Superposition, 2025
Superposition
Superposition borrows its title from a concept in physics — the idea that multiple states can exist simultaneously until one is observed. I’ve come to see this as a metaphor for how we live with complexity: holding contradiction, beauty, grief, and resilience all at once.
This body of work began during a time of heightened isolation. The pieces — mostly abstract paintings and mixed-media assemblages — were created using what I had on hand: old jars of paint, discarded substrates, fragments of everyday materials like toilet paper, cardboard, and modelling paste. These were not just practical choices, but conceptual ones — gestures of reclamation, resourcefulness, and quiet resistance. Many works began as saturated fields of colour but have been interrupted by twisting white forms, textured like scars or threads. Dots and geometric patterns emerge like signals or codes, small attempts at communication. Some elements glimmer with gold leaf, others recede into the surface. Together, they hold tension and tenderness in equal measure.

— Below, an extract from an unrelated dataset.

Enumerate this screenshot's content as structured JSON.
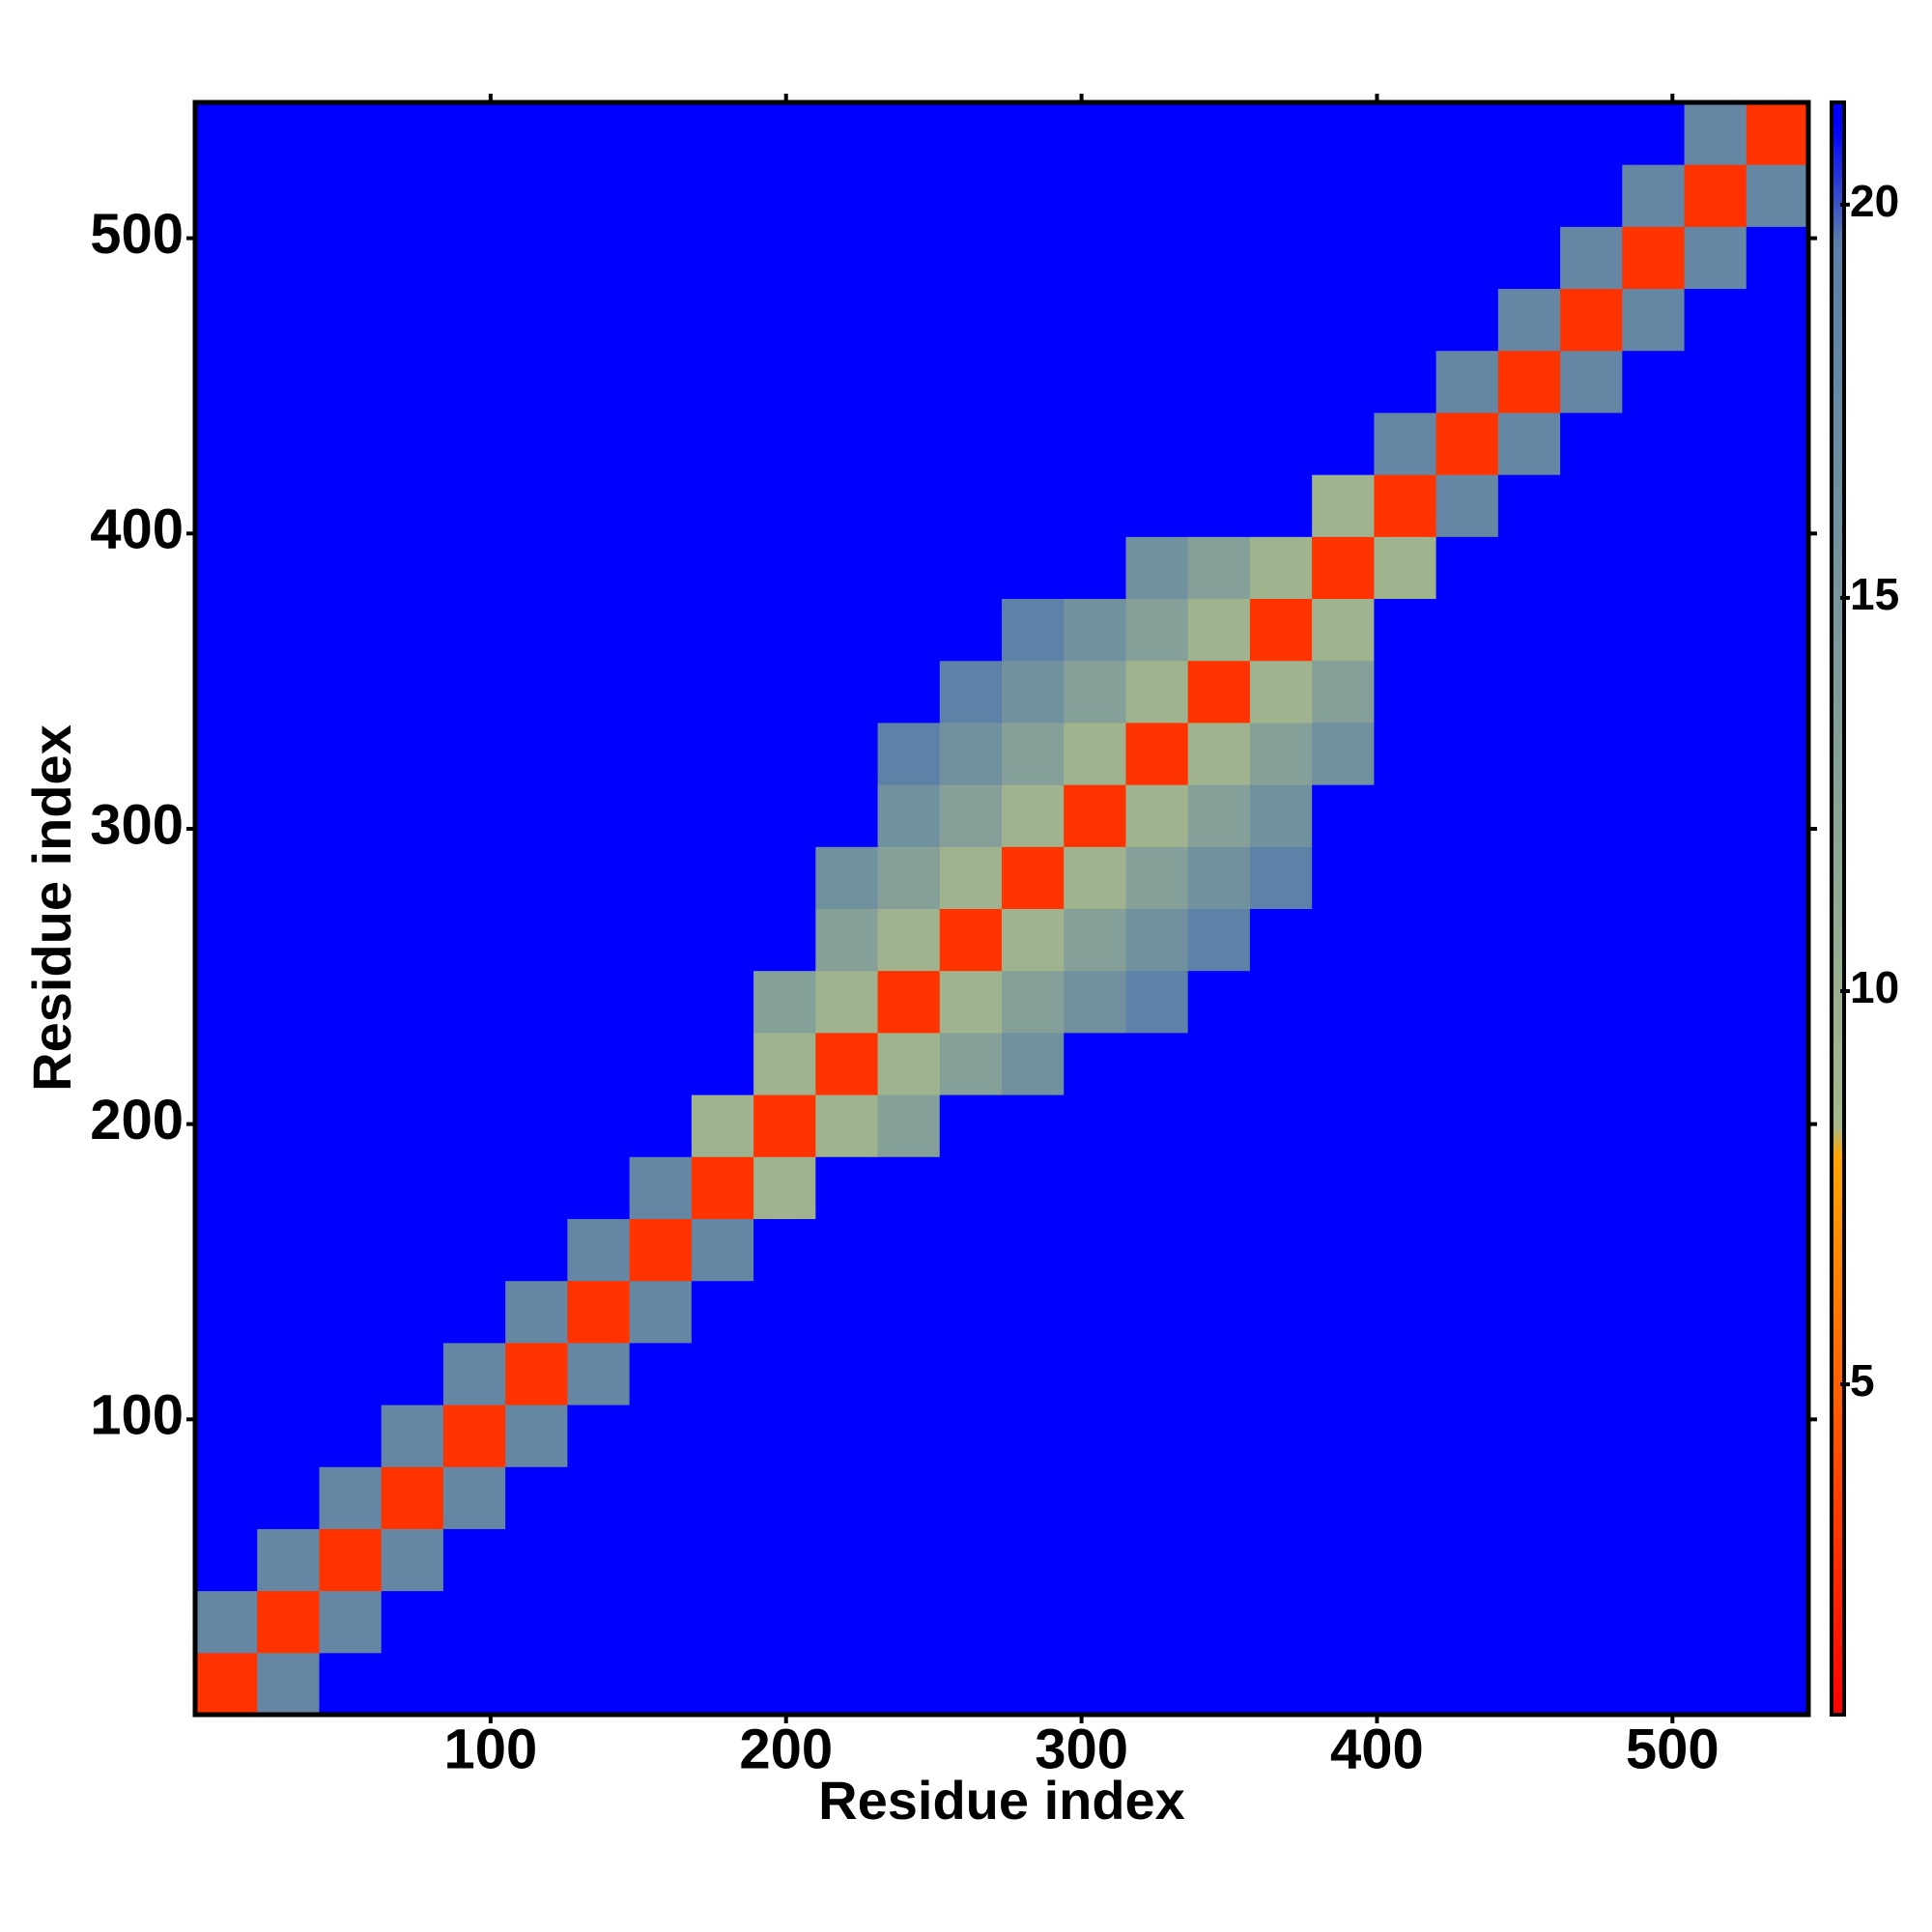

Originally grounded in the experience of pandemic disconnection, the series has since taken on broader questions: What do we discard, and what do we preserve? Who do we center, and who do we allow to fade from view? What does it mean to exist in a shared space — spinning around one another, sometimes unseen, but still exerting force?
The ceramic works included here — vibrant, playful, and tactile — act as counterpoints, reminders that joy and absurdity persist. In physics, superposition collapses when a state is observed. But in art, we can hold multiple truths at once — connection and distance, loss and presence, ruin and repair.